Maddie was so surprised she began shrieking with joy. “It
came out! It came out! I can’t believe it! I lost my first
tooth!” She ran downstairs to show everyone, then ran back
upstairs to see her empty spot, then ran downstairs again, then
back and forth to the mirror several more times.
Now, the going rate in our neighborhood for a First Lost Tooth is
five gold dollar coins. Yes, that was not my idea, but apparently
when your kid’s the last one to lose her first tooth you lose
the right to set the standard. Maddie knew the going rate for a
first tooth, but was none too keen on giving away her tooth: she
thought it simply too cool, too precious, and wasn’t going to
just turn it over to some stranger.
Maddie was so concerned about the tooth fairy, in fact, that she
asked me to take her tooth and “hide it someplace safe
– and don’t tell me where so she can’t get it out
of me.”
O-kay.
Friday morning I woke Maddie up and she smiled immediately,
anticipating her friends’ faces when they saw her new smile.
“Hey, is there anything under your pillow?” I asked
casually.
Maddie stretched sleepily. “No, remember, I didn’t want
to give away my tooth so there’s not going to be anything
under my pillow. But I’m ok with that. It’s worth it
not to get the five dollars if I can keep my tooth.”

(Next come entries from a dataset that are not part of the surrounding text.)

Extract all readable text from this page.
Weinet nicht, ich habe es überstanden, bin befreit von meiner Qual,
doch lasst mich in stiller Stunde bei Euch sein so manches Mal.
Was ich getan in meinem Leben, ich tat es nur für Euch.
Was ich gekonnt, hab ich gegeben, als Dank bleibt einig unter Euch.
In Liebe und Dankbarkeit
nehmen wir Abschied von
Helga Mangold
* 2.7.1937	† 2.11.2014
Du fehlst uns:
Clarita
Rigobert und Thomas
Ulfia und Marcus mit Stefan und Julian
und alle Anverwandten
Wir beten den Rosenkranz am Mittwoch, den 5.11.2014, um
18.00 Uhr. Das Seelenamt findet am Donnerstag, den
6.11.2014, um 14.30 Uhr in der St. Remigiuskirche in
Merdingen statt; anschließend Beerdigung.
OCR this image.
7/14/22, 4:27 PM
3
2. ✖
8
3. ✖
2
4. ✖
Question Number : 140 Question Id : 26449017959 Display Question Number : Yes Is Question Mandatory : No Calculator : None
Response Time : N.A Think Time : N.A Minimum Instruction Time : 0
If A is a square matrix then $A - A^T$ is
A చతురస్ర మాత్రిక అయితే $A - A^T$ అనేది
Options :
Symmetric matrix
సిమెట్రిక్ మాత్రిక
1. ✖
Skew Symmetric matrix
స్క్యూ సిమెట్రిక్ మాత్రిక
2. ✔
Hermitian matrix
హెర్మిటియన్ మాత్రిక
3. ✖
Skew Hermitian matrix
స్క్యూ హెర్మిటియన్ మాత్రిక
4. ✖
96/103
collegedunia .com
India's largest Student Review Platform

I’m sorry, what? Could I just reach under your pillow and get
something back real quick?
But Maddie had already slid her hand under her pillow and
discovered a little bag full of five gold coins. And the shrieking
began again.
Several times over the weekend Maddie said, “I have to keep
telling myself that this isn’t a dream! That I really did
lose a tooth for real! I can’t believe it!” I honestly
didn’t know she was awaiting this milestone so much; I knew
that as the youngest of her friends and someone who didn’t
get her first baby tooth until she was fourteen months old, Maddie
would be the last of her gang to lose a first tooth. I guess I
didn’t realize how much she’d been waiting to
“catch up” to everyone else. Now, when you look at her,
she’s got the same gap-toothed smile of all her friends
– all of them one step closer to gangly pre-teens, having
left babyhood far behind and speeding towards adulthood
astonishingly fast.
But when I see Maddie’s smile now, I sometimes catch a
glimpse of her babyness, when her mouth wasn’t yet full of
teeth and her heart had never been broken.
I see that crooked smile, and I still find my baby in there.